Using teams as a saas conferencing solution

Copper Contributor

Hi,

We are a smallish company that currently uses Twilio to provide a solution where our users can interview experts. However many of our corporate customers are used to teams and often don't have the necessary whitelists for twilio to work properly. So we are looking into if teams is an option.

 

Our need is quite simple, via API create and reschedule meeting rooms with web links and dial-in numbers. The issue is that teams is centered around users, it's always a "user" that creates a meeting room.

 

One way to work around that is to

  • create a bunch of users
  • for any new or rescheduled meeting, in our back-end find a user that does not have a meeting at the given meeting time
  • create a meeting using that user and send links to our users in turn

 

Feels like it could get complicated quickly, signing in and out of user accounts to find one that has a free slot. This feels like a bit of a long shot, but, is there any other way to achieve this?

3 Replies

@FilipGr Nothing stops a Teams user having multiple overlapping meetings, each have their own separate dial in code etc.

 

The most elegant solution would be to give all your users Teams and Exchange Calendars, then use an app that calls the graph API to schedule meetings, inviting others as necessary.

 

See Create onlineMeeting - Microsoft Graph v1.0 | Microsoft Docs

@Steven Collierthanks for the quick reply.

 

I guess there is still a limit to how many simultaneous calls that would be? Been trying to google an answer, 4 seems to be some sort of limit but its rather unclear.

 

Creating teams accounts for everyone would be quite expensive. We have thousands of users but very sparse use. You might do 10 meetings for a specific project, but then months can pass before anything happens again.

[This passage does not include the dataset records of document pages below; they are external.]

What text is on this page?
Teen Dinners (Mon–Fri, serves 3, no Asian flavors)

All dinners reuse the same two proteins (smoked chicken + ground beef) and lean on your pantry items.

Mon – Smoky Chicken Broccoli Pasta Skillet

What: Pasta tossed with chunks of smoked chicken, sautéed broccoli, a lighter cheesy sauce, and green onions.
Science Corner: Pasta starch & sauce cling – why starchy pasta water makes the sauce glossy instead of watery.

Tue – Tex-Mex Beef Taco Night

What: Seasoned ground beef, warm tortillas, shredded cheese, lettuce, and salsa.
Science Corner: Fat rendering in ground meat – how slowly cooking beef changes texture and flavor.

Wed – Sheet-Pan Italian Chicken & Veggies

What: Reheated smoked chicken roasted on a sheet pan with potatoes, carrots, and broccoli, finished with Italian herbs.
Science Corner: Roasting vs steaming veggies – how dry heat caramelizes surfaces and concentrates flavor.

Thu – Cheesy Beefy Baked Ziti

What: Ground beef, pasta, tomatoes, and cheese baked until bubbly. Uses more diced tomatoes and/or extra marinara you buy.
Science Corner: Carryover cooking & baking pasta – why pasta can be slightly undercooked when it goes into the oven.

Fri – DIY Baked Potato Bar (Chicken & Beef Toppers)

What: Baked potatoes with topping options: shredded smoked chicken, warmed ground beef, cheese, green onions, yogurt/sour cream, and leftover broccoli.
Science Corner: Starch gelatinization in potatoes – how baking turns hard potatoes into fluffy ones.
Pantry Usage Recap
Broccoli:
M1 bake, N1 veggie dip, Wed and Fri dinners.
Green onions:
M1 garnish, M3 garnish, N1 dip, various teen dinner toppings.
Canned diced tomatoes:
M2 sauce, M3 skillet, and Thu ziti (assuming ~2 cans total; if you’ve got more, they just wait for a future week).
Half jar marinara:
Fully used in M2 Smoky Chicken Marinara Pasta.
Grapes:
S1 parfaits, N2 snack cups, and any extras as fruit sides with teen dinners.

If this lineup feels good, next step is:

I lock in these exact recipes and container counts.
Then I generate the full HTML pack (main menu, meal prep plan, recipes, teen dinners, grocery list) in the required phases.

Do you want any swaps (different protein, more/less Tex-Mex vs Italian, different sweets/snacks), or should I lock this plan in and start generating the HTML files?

@FilipGr There is no stated limit, maybe test for your self but I don't expect there to be one.

 

If your users aren't licensed they they will be joining the meeting as a guest user each time, this probably undesirable and not very secure. For example your meetings will need to be configured to be entirely open, no one waits in a lobby as there isn't anyone you can identify as a valid user. Chat will be complex, lots of things won't work right.